Mención aparte merece la página 85 de esta historia y cómo inunda la proeza de lo colectivo este libro escrito en primera persona:

“La censura. La censura comienza por un tema. Termina con la muerte. Una lógica de subdesarrollo y podredumbre demasiado penetrante. Esta semana en la que los hurones aprovechan el duelo para tener algo de protagonismo, quisiera defecar en sus bocas de censores”.

Y ese salvaje hábito que lleva a Mary a escoger la oscuridad como patria en un homenaje causal a la gran filósofa María Zambrano.

Mención aparte merece también lo que guarda en la boca esta joven escritora, el insistente protagonismo que le otorga a la verdad y que me lleva a preguntarme quién mueve su lengua.

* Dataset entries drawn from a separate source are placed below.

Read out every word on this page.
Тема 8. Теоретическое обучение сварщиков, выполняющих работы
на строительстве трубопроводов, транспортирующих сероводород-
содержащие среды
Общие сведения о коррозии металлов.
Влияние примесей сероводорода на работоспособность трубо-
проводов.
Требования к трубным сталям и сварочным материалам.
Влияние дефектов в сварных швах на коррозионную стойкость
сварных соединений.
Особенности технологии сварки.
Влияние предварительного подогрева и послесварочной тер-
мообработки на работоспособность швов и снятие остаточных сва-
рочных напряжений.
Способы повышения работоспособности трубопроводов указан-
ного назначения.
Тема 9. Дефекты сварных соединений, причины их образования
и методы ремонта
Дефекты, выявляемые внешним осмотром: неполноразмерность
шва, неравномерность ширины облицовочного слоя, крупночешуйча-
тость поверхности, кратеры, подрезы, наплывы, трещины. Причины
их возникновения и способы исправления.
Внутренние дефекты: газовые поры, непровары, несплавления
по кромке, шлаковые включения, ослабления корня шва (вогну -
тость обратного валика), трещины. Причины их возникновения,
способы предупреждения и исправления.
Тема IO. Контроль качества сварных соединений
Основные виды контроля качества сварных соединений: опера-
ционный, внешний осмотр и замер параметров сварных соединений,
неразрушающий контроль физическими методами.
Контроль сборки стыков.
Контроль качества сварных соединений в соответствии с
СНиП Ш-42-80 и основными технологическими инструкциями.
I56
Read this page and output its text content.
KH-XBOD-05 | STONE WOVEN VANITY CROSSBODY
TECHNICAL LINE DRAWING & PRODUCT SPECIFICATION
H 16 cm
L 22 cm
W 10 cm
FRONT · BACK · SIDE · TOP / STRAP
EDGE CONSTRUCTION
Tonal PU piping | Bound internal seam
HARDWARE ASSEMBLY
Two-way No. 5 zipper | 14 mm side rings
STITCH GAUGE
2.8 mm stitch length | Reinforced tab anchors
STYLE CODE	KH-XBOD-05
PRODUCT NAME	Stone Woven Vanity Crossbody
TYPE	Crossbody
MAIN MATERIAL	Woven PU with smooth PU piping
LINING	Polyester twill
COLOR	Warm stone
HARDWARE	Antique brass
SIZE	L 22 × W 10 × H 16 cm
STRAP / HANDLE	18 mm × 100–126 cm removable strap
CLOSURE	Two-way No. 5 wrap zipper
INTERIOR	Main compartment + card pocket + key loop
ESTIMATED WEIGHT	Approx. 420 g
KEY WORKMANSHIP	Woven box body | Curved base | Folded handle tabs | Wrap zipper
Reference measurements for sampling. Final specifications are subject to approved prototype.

Si lo hace Dios o si lo hace el diablo. Que me lleva a celebrar esta bicefalia constructiva y esa confianza ciega que tiene en el lenguaje jamás intoxicado de los muertos.

El fogonazo estético y ético que supone la prosa de  Martha Luisa Hernández Cadenas es un clamor en todas sus páginas.

Como verán, hay sobradas razones para leer esta pequeña obra de arte. Este catecismo global que una vez leído movilizará las moribundas biografías de los jóvenes del mundo.

La puta y el hurón es un libro brillantísimo que no duda ni un instante en asirse a la cara más inteligente de la transgresión.

No dejen de leerlo, es tan hermoso como impúdico, tan veloz como exacto, tan lisérgico como tangible. Es como la exuberante puesta de sol que jamás imaginó que acabaría aniquilada por la llegada de un inesperado eclipse.

Literatura de la buena; el presente deglutido a palo seco.

‘La puta y el hurón’. Martha Luisa Hernández Cadenas. Caballo de Troya. 165 páginas.